L’autunno di Renzi

Nel festival delle frasi fatte c’è a chi piace interrogarsi sull’autunno caldo che verrà, interrogarne il presidente del consiglio o i capi dei sindacati. Senza capire, evidentemente, che l’unica stagione della quale aver davvero paura è l’autunno freddo della recessione, degli altiforni che si spengono (ieri l’annuncio definitivo per l’Alcoa), degli uffici che si svuotano, e soprattutto della rassegnazione e della passività. Il freddo dell’ultima fiducia che ti abbandona, quella che avevi riposta in uno scatto della politica identificato con lo slancio di Matteo Renzi.

Torna a riunirsi il governo, dovranno per forza di cose essere più rapidi i tempi di riforme delle quali s’è molto e solo parlato, a cominciare dallo Jobs Act. Per palazzo Chigi l’avvertimento che deve suonare più sincero non è quello di vertici sindacali che coltivano, non so quanto credendoci veramente, il mito della propria capacità di mobilitare, orientare, frenare e correggere. Bensì quello lanciato da Maurizio Landini ieri su Repubblica: «Renzi saprà che uno da solo non cambia un paese».

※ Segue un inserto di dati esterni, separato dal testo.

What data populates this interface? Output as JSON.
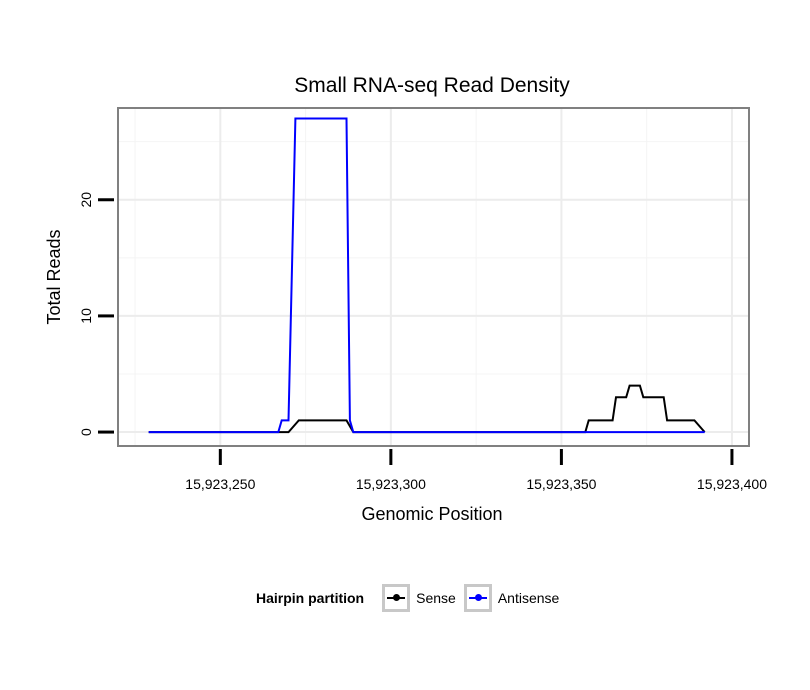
{
  "chart_data": {
    "type": "line",
    "title": "Small RNA-seq Read Density",
    "xlabel": "Genomic Position",
    "ylabel": "Total Reads",
    "xlim": [
      15923220,
      15923405
    ],
    "ylim": [
      -1.2,
      27.9
    ],
    "x_ticks": [
      15923250,
      15923300,
      15923350,
      15923400
    ],
    "x_tick_labels": [
      "15,923,250",
      "15,923,300",
      "15,923,350",
      "15,923,400"
    ],
    "y_ticks": [
      0,
      10,
      20
    ],
    "y_tick_labels": [
      "0",
      "10",
      "20"
    ],
    "grid": true,
    "legend": {
      "title": "Hairpin partition",
      "position": "bottom"
    },
    "series": [
      {
        "name": "Sense",
        "color": "#000000",
        "points": [
          [
            15923229,
            0
          ],
          [
            15923270,
            0
          ],
          [
            15923273,
            1
          ],
          [
            15923287,
            1
          ],
          [
            15923289,
            0
          ],
          [
            15923357,
            0
          ],
          [
            15923358,
            1
          ],
          [
            15923365,
            1
          ],
          [
            15923366,
            3
          ],
          [
            15923369,
            3
          ],
          [
            15923370,
            4
          ],
          [
            15923373,
            4
          ],
          [
            15923374,
            3
          ],
          [
            15923380,
            3
          ],
          [
            15923381,
            1
          ],
          [
            15923389,
            1
          ],
          [
            15923392,
            0
          ]
        ]
      },
      {
        "name": "Antisense",
        "color": "#0000ff",
        "points": [
          [
            15923229,
            0
          ],
          [
            15923267,
            0
          ],
          [
            15923268,
            1
          ],
          [
            15923270,
            1
          ],
          [
            15923272,
            27
          ],
          [
            15923287,
            27
          ],
          [
            15923288,
            1
          ],
          [
            15923289,
            0
          ],
          [
            15923392,
            0
          ]
        ]
      }
    ]
  }
}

Questa è una grande verità. Renzi è in un certo senso indispensabile in questo momento all’Italia, per una capacità di leadership che detiene senza concorrenti. Ma ciò che è accaduto nell’ultimo scorcio politico con il primo voto di trecento e passa senatori sulla fine del bicameralismo, è vero all’ennesima potenza per le riforme del lavoro e della pubblica amministrazione che coinvolgono milioni di persone: bisogna andare dritti all’obiettivo, aggiustando ciò che c’è da aggiustare, conquistando, grazie alla chiarezza e alla coerenza con gli impegni assunti, la condivisione da parte dei soggetti attivi del cambiamento. La capacità di comunicazione è essenziale però la conservazione va battuta anche sul terreno, tra la gente.

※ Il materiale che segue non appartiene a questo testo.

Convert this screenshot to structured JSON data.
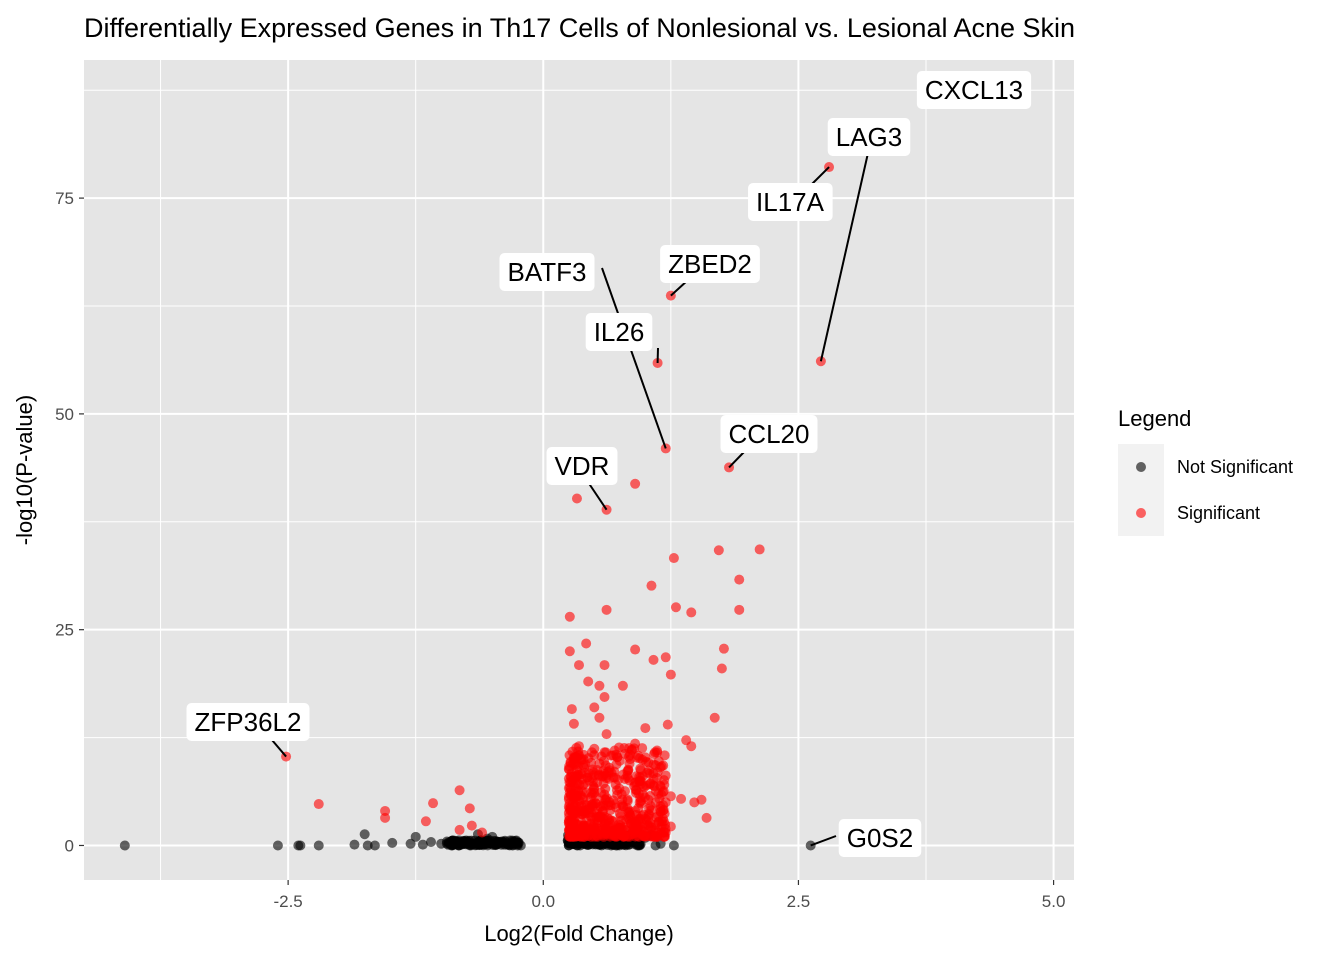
{
  "chart_data": {
    "type": "scatter",
    "title": "Differentially Expressed Genes in Th17 Cells of Nonlesional vs. Lesional Acne Skin",
    "xlabel": "Log2(Fold Change)",
    "ylabel": "-log10(P-value)",
    "xlim": [
      -4.5,
      5.2
    ],
    "ylim": [
      -4,
      91
    ],
    "x_ticks": [
      -2.5,
      0.0,
      2.5,
      5.0
    ],
    "x_tick_labels": [
      "-2.5",
      "0.0",
      "2.5",
      "5.0"
    ],
    "y_ticks": [
      0,
      25,
      50,
      75
    ],
    "y_tick_labels": [
      "0",
      "25",
      "50",
      "75"
    ],
    "grid": true,
    "legend": {
      "title": "Legend",
      "position": "right",
      "entries": [
        {
          "name": "Not Significant",
          "color": "#000000"
        },
        {
          "name": "Significant",
          "color": "#ff0000"
        }
      ]
    },
    "series": [
      {
        "name": "Not Significant",
        "color": "#000000",
        "points": [
          [
            -4.1,
            0
          ],
          [
            -2.6,
            0
          ],
          [
            -2.4,
            0
          ],
          [
            -2.38,
            0
          ],
          [
            -2.2,
            0
          ],
          [
            -1.85,
            0.1
          ],
          [
            -1.75,
            1.3
          ],
          [
            -1.72,
            0
          ],
          [
            -1.65,
            0
          ],
          [
            -1.48,
            0.3
          ],
          [
            -1.3,
            0.2
          ],
          [
            -1.25,
            1.0
          ],
          [
            -1.18,
            0.1
          ],
          [
            -1.1,
            0.4
          ],
          [
            -1.0,
            0.2
          ],
          [
            -0.9,
            0
          ],
          [
            -0.8,
            0.1
          ],
          [
            -0.7,
            0.2
          ],
          [
            -0.64,
            1.3
          ],
          [
            -0.6,
            0.3
          ],
          [
            -0.55,
            0.8
          ],
          [
            -0.5,
            1.0
          ],
          [
            -0.45,
            0.4
          ],
          [
            -0.4,
            0.2
          ],
          [
            -0.35,
            0.1
          ],
          [
            -0.3,
            0
          ],
          [
            -0.25,
            0
          ],
          [
            -0.22,
            0
          ],
          [
            0.25,
            0
          ],
          [
            0.3,
            0.5
          ],
          [
            0.35,
            1.0
          ],
          [
            0.4,
            0.3
          ],
          [
            0.5,
            0.8
          ],
          [
            0.6,
            0.4
          ],
          [
            0.7,
            1.1
          ],
          [
            0.75,
            0.2
          ],
          [
            0.8,
            0.6
          ],
          [
            0.9,
            0.3
          ],
          [
            1.0,
            0.9
          ],
          [
            1.05,
            1.2
          ],
          [
            1.1,
            0
          ],
          [
            1.15,
            0.2
          ],
          [
            1.28,
            0
          ],
          [
            2.62,
            0
          ]
        ]
      },
      {
        "name": "Significant",
        "color": "#ff0000",
        "points": [
          [
            -2.52,
            10.3
          ],
          [
            -2.2,
            4.8
          ],
          [
            -1.55,
            4.0
          ],
          [
            -1.55,
            3.2
          ],
          [
            -1.15,
            2.8
          ],
          [
            -1.08,
            4.9
          ],
          [
            -0.82,
            6.4
          ],
          [
            -0.82,
            1.8
          ],
          [
            -0.72,
            4.3
          ],
          [
            -0.7,
            2.3
          ],
          [
            -0.6,
            1.5
          ],
          [
            0.26,
            26.5
          ],
          [
            0.26,
            22.5
          ],
          [
            0.28,
            15.8
          ],
          [
            0.3,
            14.1
          ],
          [
            0.33,
            10.1
          ],
          [
            0.35,
            20.9
          ],
          [
            0.42,
            23.4
          ],
          [
            0.44,
            19.0
          ],
          [
            0.5,
            16.0
          ],
          [
            0.55,
            14.8
          ],
          [
            0.55,
            18.5
          ],
          [
            0.6,
            20.9
          ],
          [
            0.6,
            17.2
          ],
          [
            0.62,
            12.9
          ],
          [
            0.62,
            27.3
          ],
          [
            0.32,
            8.0
          ],
          [
            0.35,
            11.5
          ],
          [
            0.4,
            9.0
          ],
          [
            0.45,
            7.5
          ],
          [
            0.5,
            11.2
          ],
          [
            0.55,
            9.5
          ],
          [
            0.6,
            10.8
          ],
          [
            0.65,
            8.7
          ],
          [
            0.7,
            11.0
          ],
          [
            0.75,
            9.8
          ],
          [
            0.8,
            7.7
          ],
          [
            0.85,
            10.5
          ],
          [
            0.9,
            11.8
          ],
          [
            0.95,
            8.9
          ],
          [
            1.0,
            10.2
          ],
          [
            1.05,
            7.2
          ],
          [
            1.1,
            9.3
          ],
          [
            1.15,
            6.8
          ],
          [
            1.2,
            8.1
          ],
          [
            1.25,
            5.7
          ],
          [
            0.3,
            3.0
          ],
          [
            0.35,
            5.2
          ],
          [
            0.4,
            2.1
          ],
          [
            0.45,
            4.4
          ],
          [
            0.5,
            6.1
          ],
          [
            0.55,
            3.3
          ],
          [
            0.6,
            5.9
          ],
          [
            0.65,
            2.6
          ],
          [
            0.7,
            4.8
          ],
          [
            0.75,
            3.7
          ],
          [
            0.8,
            6.3
          ],
          [
            0.85,
            2.9
          ],
          [
            0.9,
            4.0
          ],
          [
            0.95,
            5.5
          ],
          [
            1.0,
            3.1
          ],
          [
            1.05,
            4.6
          ],
          [
            1.1,
            2.4
          ],
          [
            1.15,
            3.9
          ],
          [
            1.2,
            5.0
          ],
          [
            1.25,
            2.2
          ],
          [
            0.3,
            1.6
          ],
          [
            0.4,
            1.2
          ],
          [
            0.5,
            2.0
          ],
          [
            0.6,
            1.4
          ],
          [
            0.7,
            1.8
          ],
          [
            0.8,
            1.1
          ],
          [
            0.9,
            1.9
          ],
          [
            1.0,
            1.3
          ],
          [
            1.1,
            1.7
          ],
          [
            1.2,
            1.5
          ],
          [
            0.78,
            18.5
          ],
          [
            0.9,
            22.7
          ],
          [
            1.0,
            13.6
          ],
          [
            1.08,
            21.5
          ],
          [
            1.2,
            21.8
          ],
          [
            1.25,
            19.8
          ],
          [
            1.22,
            14.0
          ],
          [
            1.45,
            11.5
          ],
          [
            1.4,
            12.2
          ],
          [
            1.35,
            5.4
          ],
          [
            1.48,
            5.0
          ],
          [
            1.55,
            5.3
          ],
          [
            1.6,
            3.2
          ],
          [
            1.68,
            14.8
          ],
          [
            1.75,
            20.5
          ],
          [
            1.77,
            22.8
          ],
          [
            1.72,
            34.2
          ],
          [
            1.28,
            33.3
          ],
          [
            1.06,
            30.1
          ],
          [
            1.3,
            27.6
          ],
          [
            1.45,
            27.0
          ],
          [
            1.92,
            27.3
          ],
          [
            1.92,
            30.8
          ],
          [
            2.12,
            34.3
          ],
          [
            0.33,
            40.2
          ],
          [
            0.9,
            41.9
          ],
          [
            0.62,
            38.9
          ],
          [
            1.2,
            46.0
          ],
          [
            1.82,
            43.8
          ],
          [
            1.12,
            55.9
          ],
          [
            1.25,
            63.7
          ],
          [
            2.72,
            56.1
          ],
          [
            2.8,
            78.6
          ]
        ]
      }
    ],
    "annotations": [
      {
        "gene": "CXCL13"
      },
      {
        "gene": "LAG3"
      },
      {
        "gene": "IL17A"
      },
      {
        "gene": "ZBED2"
      },
      {
        "gene": "BATF3"
      },
      {
        "gene": "IL26"
      },
      {
        "gene": "CCL20"
      },
      {
        "gene": "VDR"
      },
      {
        "gene": "ZFP36L2"
      },
      {
        "gene": "G0S2"
      }
    ]
  }
}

In questo, rispetto a una Susanna Camusso che per la centesima volta scuote la testa e dice nyet (permettendo, cosa gravissima, che comparti locali e settoriali della Cgil conducano battaglie di retroguardia devastanti nei confronti degli utenti, da Fiumicino all’Opera di Roma), Landini si conferma personalità più interessante e moderna.
Non c’è da aspettarsi particolare cedevolezza da parte di una Fiom essa stessa spesso, fatalmente, arroccata di fronte alla crisi e alle chiusure. Ma Landini mostra fame di nuovi investimenti e consapevolezza dei limiti di strumenti come lo sciopero. Non promette alcun autunno caldo, non si imbroncia nella pretesa di consultazioni preventive, propone invece scambio e collaborazione su riforme decise dal governo in autonomia, a cominciare dalla definizione di un nuovo statuto dei lavori. Con Renzi – non so se c’entrino i famosi faccia-a-faccia tra i due – Landini condivide l’insofferenza non solo verso l’imprenditoria familistica e di relazione, ma anche verso le danze tribali intorno ai totem, i rituali ai quali pensa il premier quando esibisce noncuranza verso i dissensi sindacali.

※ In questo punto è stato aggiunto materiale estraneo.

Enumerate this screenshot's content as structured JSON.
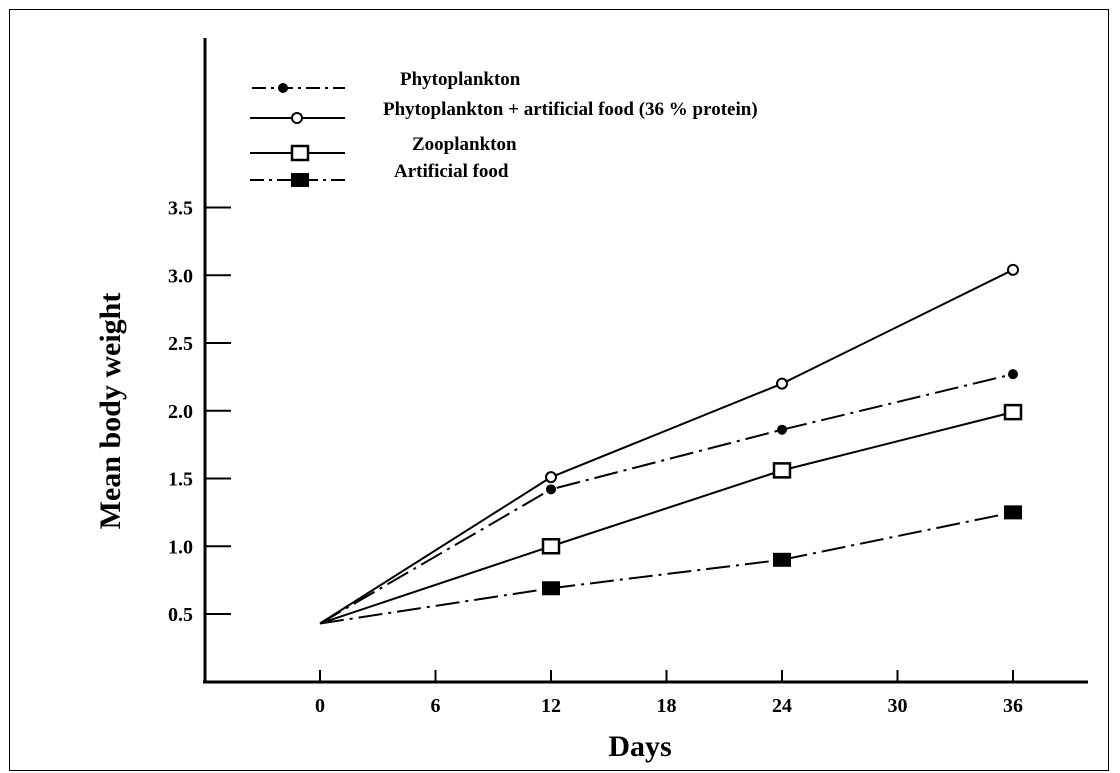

C’è una crisi drammatica che morde e affama, non si può perdere tempo nelle liturgie da sala Verde di palazzo Chigi. Di liturgie ce ne saranno sicuramente alcune altre, di piazza e di corteo. L’essenziale è che l’autunno di Matteo Renzi veda l’affermarsi di alleanze solide anche fuori dal perimetro del Palazzo, altrimenti neanche la spinta degli undici milioni di voti conquistati potrebbe bastare.